Suatu ketika saya membaca artikel di tabloid hiburan
mengenai tips mengajarkan anak cinta membaca. Ada enam poin yang disebut, dan
poin terakhir membuat saya heran: bacaan tidak mengandung unsur pornografi.
Dalam hati, saya pun tertawa. Ya jelaslah, masa orang tua memberi bacaan berbau
pornografi pada anak? Mungkin kalau anak usia SD ke atas, orang tua bisa saja
kecolongan memberikan komik yang ternyata di dalamnya ada konten berbau
pornografi, tapi anak saya kan masih balita.
Ternyata saat itu saya terlalu berpikir sempit, karena
beberapa hari kemudian saya menyadari apa yang dimaksud oleh tabloid tersebut.
Saat itu saya seperti biasa menemani Aksa membaca buku di
depan rak buku. Rak buku ini berada di ruang keluarga yang juga pusat kegiatan
bermain dan belajar anak saya. Sejak ia mulai bisa membuka halaman buku tanpa
dibantu, ia lebih sering membuka-buka buku sendiri. Sebagai catatan, rak buku
ini berisi buku saya dan suami juga, termasuk majalah dan novel.
Salah satu yang sangat disukai Aksa adalah majalah,
khususnya majalah ibu dan anak seperti Ayahbunda atau Mother&Baby, karena
didalamnya banyak sekali gambar anak seusianya, berikut gambar anggota keluarga
lain, makanan, serta mainan. Karena majalah parenting
tersebut bercampur dengan majalah lain, ia pun beberapa kali membuka majalah
Femina, National Geographic, ataupun Gogirl! (aduh, ketahuan deh masih baca
majalah remaja).
Biasanya sih saya biarkan saja, tapi entah mengapa saat itu
ia membuka halaman iklan produk fashion asing yang menampilkan pria dan wanita
dalam posisi yang cukup sensual. Saya pun seperti orang yang baru sadar dari
lamunan. Ini kan kontennya dewasa, kenapa saya tidak menyadarinya ya? Detik
berikutnya, saya buka-buka semua majalah remaja dan dewasa yang ada di rak
buku. Ternyata cukup banyak yang menurut saya sebagai orang dewasa adalah hal
yang lumrah, tetapi untuk anak 1,5 tahun yang sedang dalam proses menyerap
apapun yang ada di lingkungannya merupakan konten berbau pornografi. Beberapa
diantaranya seperti foto wanita berpakaian minim ataupun ilustrasi artikel
tentang hubungan dengan pasangan.
Akhirnya majalah-majalah tersebut saya amankan di bagian
dasar tumpukan, sehingga Aksa tidak dapat mengambilnya. Saya kemudian teringat
hasil observasi sebuah lembaga psikologi di SD tempat saya bekerja dulu. Mereka
melakukan penelitian dan pelatihan seputar sex
education kepada murid berusia 10-11 tahun. Salah satu poin yang cukup
menohok adalah: anak-anak tersebut melihat “adegan dewasa” secara tidak sengaja
ketika orang tua mereka menonton film di saluran tv kabel di rumah!

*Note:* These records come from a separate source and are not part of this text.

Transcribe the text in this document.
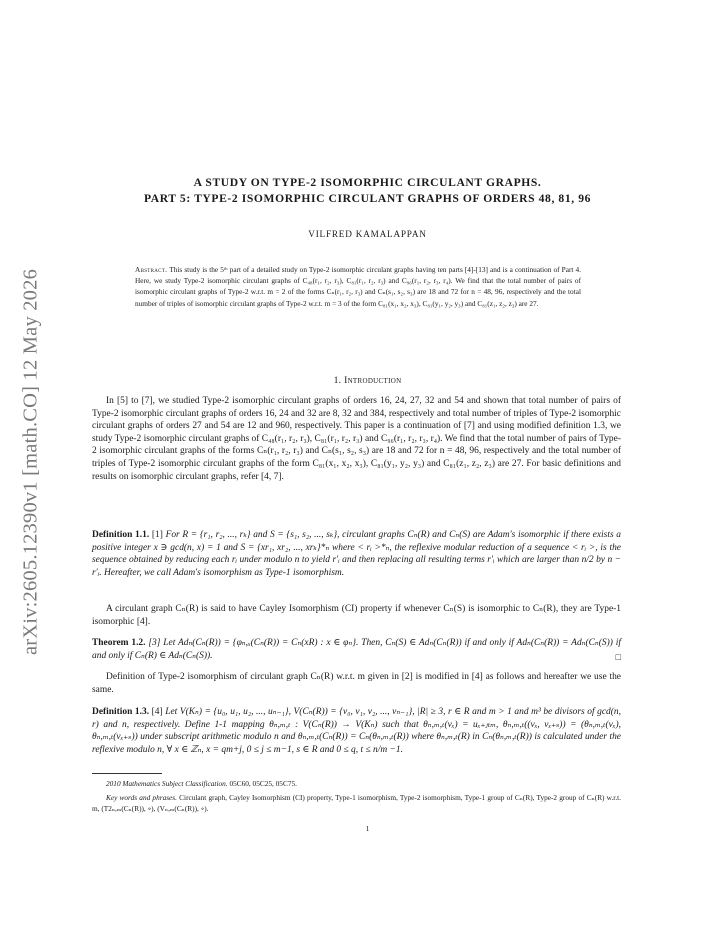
arXiv:2605.12390v1 [math.CO] 12 May 2026
A STUDY ON TYPE-2 ISOMORPHIC CIRCULANT GRAPHS.
PART 5: TYPE-2 ISOMORPHIC CIRCULANT GRAPHS OF ORDERS 48, 81, 96
VILFRED KAMALAPPAN
Abstract. This study is the 5ᵗʰ part of a detailed study on Type-2 isomorphic circulant graphs having ten parts [4]-[13] and is a continuation of Part 4. Here, we study Type-2 isomorphic circulant graphs of C₄₈(r₁, r₂, r₃), C₈₁(r₁, r₂, r₃) and C₉₆(r₁, r₂, r₃, r₄). We find that the total number of pairs of isomorphic circulant graphs of Type-2 w.r.t. m = 2 of the forms Cₙ(r₁, r₂, r₃) and Cₙ(s₁, s₂, s₃) are 18 and 72 for n = 48, 96, respectively and the total number of triples of isomorphic circulant graphs of Type-2 w.r.t. m = 3 of the form C₈₁(x₁, x₂, x₃), C₈₁(y₁, y₂, y₃) and C₈₁(z₁, z₂, z₃) are 27.
1. Introduction
In [5] to [7], we studied Type-2 isomorphic circulant graphs of orders 16, 24, 27, 32 and 54 and shown that total number of pairs of Type-2 isomorphic circulant graphs of orders 16, 24 and 32 are 8, 32 and 384, respectively and total number of triples of Type-2 isomorphic circulant graphs of orders 27 and 54 are 12 and 960, respectively. This paper is a continuation of [7] and using modified definition 1.3, we study Type-2 isomorphic circulant graphs of C₄₈(r₁, r₂, r₃), C₈₁(r₁, r₂, r₃) and C₉₆(r₁, r₂, r₃, r₄). We find that the total number of pairs of Type-2 isomorphic circulant graphs of the forms Cₙ(r₁, r₂, r₃) and Cₙ(s₁, s₂, s₃) are 18 and 72 for n = 48, 96, respectively and the total number of triples of Type-2 isomorphic circulant graphs of the form C₈₁(x₁, x₂, x₃), C₈₁(y₁, y₂, y₃) and C₈₁(z₁, z₂, z₃) are 27. For basic definitions and results on isomorphic circulant graphs, refer [4, 7].
Definition 1.1. [1] For R = {r₁, r₂, ..., rₖ} and S = {s₁, s₂, ..., sₖ}, circulant graphs Cₙ(R) and Cₙ(S) are Adam's isomorphic if there exists a positive integer x ∋ gcd(n, x) = 1 and S = {xr₁, xr₂, ..., xrₖ}*ₙ where < rᵢ >*ₙ, the reflexive modular reduction of a sequence < rᵢ >, is the sequence obtained by reducing each rᵢ under modulo n to yield r′ᵢ and then replacing all resulting terms r′ᵢ which are larger than n/2 by n − r′ᵢ. Hereafter, we call Adam's isomorphism as Type-1 isomorphism.
A circulant graph Cₙ(R) is said to have Cayley Isomorphism (CI) property if whenever Cₙ(S) is isomorphic to Cₙ(R), they are Type-1 isomorphic [4].
Theorem 1.2. [3] Let Adₙ(Cₙ(R)) = {φₙ,ₓ(Cₙ(R)) = Cₙ(xR) : x ∈ φₙ}. Then, Cₙ(S) ∈ Adₙ(Cₙ(R)) if and only if Adₙ(Cₙ(R)) = Adₙ(Cₙ(S)) if and only if Cₙ(R) ∈ Adₙ(Cₙ(S)).	□
Definition of Type-2 isomorphism of circulant graph Cₙ(R) w.r.t. m given in [2] is modified in [4] as follows and hereafter we use the same.
Definition 1.3. [4] Let V(Kₙ) = {u₀, u₁, u₂, ..., uₙ₋₁}, V(Cₙ(R)) = {v₀, v₁, v₂, ..., vₙ₋₁}, |R| ≥ 3, r ∈ R and m > 1 and m³ be divisors of gcd(n, r) and n, respectively. Define 1-1 mapping θₙ,ₘ,ₜ : V(Cₙ(R)) → V(Kₙ) such that θₙ,ₘ,ₜ(vₓ) = uₓ₊ⱼₜₘ, θₙ,ₘ,ₜ((vₓ, vₓ₊ₛ)) = (θₙ,ₘ,ₜ(vₓ), θₙ,ₘ,ₜ(vₓ₊ₛ)) under subscript arithmetic modulo n and θₙ,ₘ,ₜ(Cₙ(R)) = Cₙ(θₙ,ₘ,ₜ(R)) where θₙ,ₘ,ₜ(R) in Cₙ(θₙ,ₘ,ₜ(R)) is calculated under the reflexive modulo n, ∀ x ∈ ℤₙ, x = qm+j, 0 ≤ j ≤ m−1, s ∈ R and 0 ≤ q, t ≤ n/m −1.
2010 Mathematics Subject Classification. 05C60, 05C25, 05C75.
Key words and phrases. Circulant graph, Cayley Isomorphism (CI) property, Type-1 isomorphism, Type-2 isomorphism, Type-1 group of Cₙ(R), Type-2 group of Cₙ(R) w.r.t. m, (T2ₙ,ₘ(Cₙ(R)), ∘), (Vₙ,ₘ(Cₙ(R)), ∘).
1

Di satu sisi, saya menyesali diri sendiri, kok bisa-bisanya
tidak sadar akan hal tersebut. Apalagi, sebelum Aksa "puasa” menonton tv,
saya suka mengajaknya menonton America’s Next Top Models yang jelas banyak
sekali adegan dewasanya. Pada saat itu saya menganggap ia masih terlalu kecil
untuk mengerti. Di sisi lain, saya bersyukur karena saya menyadari kesalahan
saya sekarang, ketika usianya masih kecil. Semoga saja belum terlambat..
So, for you Mommies,
be careful in deciding what’s okay and not okay for your kids because sometimes
we forgot to put off our glasses as adults.